Zu den Merkmalen von Schwellenländern können zum Beispiel ein geringes Pro-Kopf-Einkommen, eine passive Handelsbilanz oder eine hohe Auslandsverschuldung gehören. Außerdem überdurchschnittliche Wachstumsraten, hohe Arbeitsproduktivität bei gleichzeitig niedrigem Lohnniveau oder Investitionen in die Infrastruktur und die Humanbildung. 

Wer gehört zu den Schwellenländern?

Verschiedene Organisationen (Weltbank, OECD, Internationaler Währungsfonds, Europäische Gemeinschaft) veröffentlichen regelmäßig Listen von Ländern, die nach ihren Bewertungsmaßstäben Schwellenländer sind. Die Weltbank und der Internationale Währungsfonds (IWF) kategorisieren insgesamt 150 Länder als Schwellenländer. Dazu zählen Südafrika, Mexiko, Brasilien, Pakistan, die Volksrepublik China, Indien, die Philippinen, Thailand, Malaysia, Äthiopien, Ungarn, Polen, Litauen, Ukraine, Russland.

Im Laufe der letzten zehn Jahre wurden die Schwellenländer Brasilien, China und Indien zu immer relevanteren politischen und wirtschaftlichen Akteuren. Nur gemeinsam mit diesen Ländern kann eine globale nachhaltige Entwicklung und der Schutz weltweiter öffentlicher Güter, wie Frieden und Schutz, oder eine intakte Umwelt erreicht werden. 
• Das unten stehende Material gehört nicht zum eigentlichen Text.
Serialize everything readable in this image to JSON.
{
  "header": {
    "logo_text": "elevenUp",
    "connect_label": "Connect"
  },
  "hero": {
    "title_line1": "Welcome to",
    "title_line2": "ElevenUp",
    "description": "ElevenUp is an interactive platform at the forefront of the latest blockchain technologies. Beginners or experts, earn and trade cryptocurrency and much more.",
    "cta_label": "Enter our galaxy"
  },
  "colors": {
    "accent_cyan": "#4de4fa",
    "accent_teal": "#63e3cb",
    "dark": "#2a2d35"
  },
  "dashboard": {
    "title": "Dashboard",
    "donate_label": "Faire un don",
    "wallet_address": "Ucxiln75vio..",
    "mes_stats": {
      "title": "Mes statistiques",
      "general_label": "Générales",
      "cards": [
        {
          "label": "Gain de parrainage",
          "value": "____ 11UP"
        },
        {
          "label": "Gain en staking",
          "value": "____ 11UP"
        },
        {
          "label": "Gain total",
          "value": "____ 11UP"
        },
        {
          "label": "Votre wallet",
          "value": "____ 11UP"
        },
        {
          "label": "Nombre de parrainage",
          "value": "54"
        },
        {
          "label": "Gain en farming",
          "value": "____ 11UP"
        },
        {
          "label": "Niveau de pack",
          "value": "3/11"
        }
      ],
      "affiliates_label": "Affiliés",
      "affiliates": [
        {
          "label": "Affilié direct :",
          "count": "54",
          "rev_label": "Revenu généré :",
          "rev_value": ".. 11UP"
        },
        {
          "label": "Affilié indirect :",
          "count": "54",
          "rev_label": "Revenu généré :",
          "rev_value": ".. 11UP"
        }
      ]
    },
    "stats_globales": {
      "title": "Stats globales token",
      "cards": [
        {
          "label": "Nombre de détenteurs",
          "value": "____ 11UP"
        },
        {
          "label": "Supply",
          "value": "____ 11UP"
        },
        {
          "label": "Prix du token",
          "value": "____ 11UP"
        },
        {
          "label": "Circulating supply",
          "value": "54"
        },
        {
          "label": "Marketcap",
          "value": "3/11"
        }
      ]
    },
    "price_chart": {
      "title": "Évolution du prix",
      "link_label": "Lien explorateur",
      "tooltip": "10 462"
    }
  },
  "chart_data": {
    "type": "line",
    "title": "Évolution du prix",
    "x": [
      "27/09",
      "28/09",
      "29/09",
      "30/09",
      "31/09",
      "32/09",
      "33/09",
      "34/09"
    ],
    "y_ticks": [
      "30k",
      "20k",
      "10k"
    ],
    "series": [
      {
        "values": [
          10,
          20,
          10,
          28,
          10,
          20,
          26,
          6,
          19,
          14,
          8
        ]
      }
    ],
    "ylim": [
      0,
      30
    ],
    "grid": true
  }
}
Ist die Türkei ein Schwellenland?

Die Türkei ist ein Schwellenland mit mittlerem Einkommen. Sie erbrachte im Jahr 2016 kaufkraftbereinigt die dreizehntgrößte Wirtschaftsleistung der Welt. 

Merkmale von Schwellenländern am Beispiel Singapur

Als Anschauungsbeispiele der typischen Eigenschaften von Schwellenländern kann Singapur dienen. Der kleinste Staat Südostasiens zieht Großinvestitionen (in Malls, Fabriken, uvm.) an, da er neben Geld, Land und Steuernachlässen auch qualifizierte Arbeiter, politische Berechenbarkeit, Sicherheit, Schutz des geistigen Eigentums, wenig Korruption sowie eine hohe Lebensqualität zu bieten hat. 

Schwellenmärkte

Von Ökonomen und Investoren werden Schwellenländer auch als Schwellenmärkte bezeichnet. Damit kann entweder die gesamte Volkswirtschaft des Schwellenlandes oder nur ein Teilbereich, wie der Absatzmarkt oder der Aktienmarkt gemeint sein.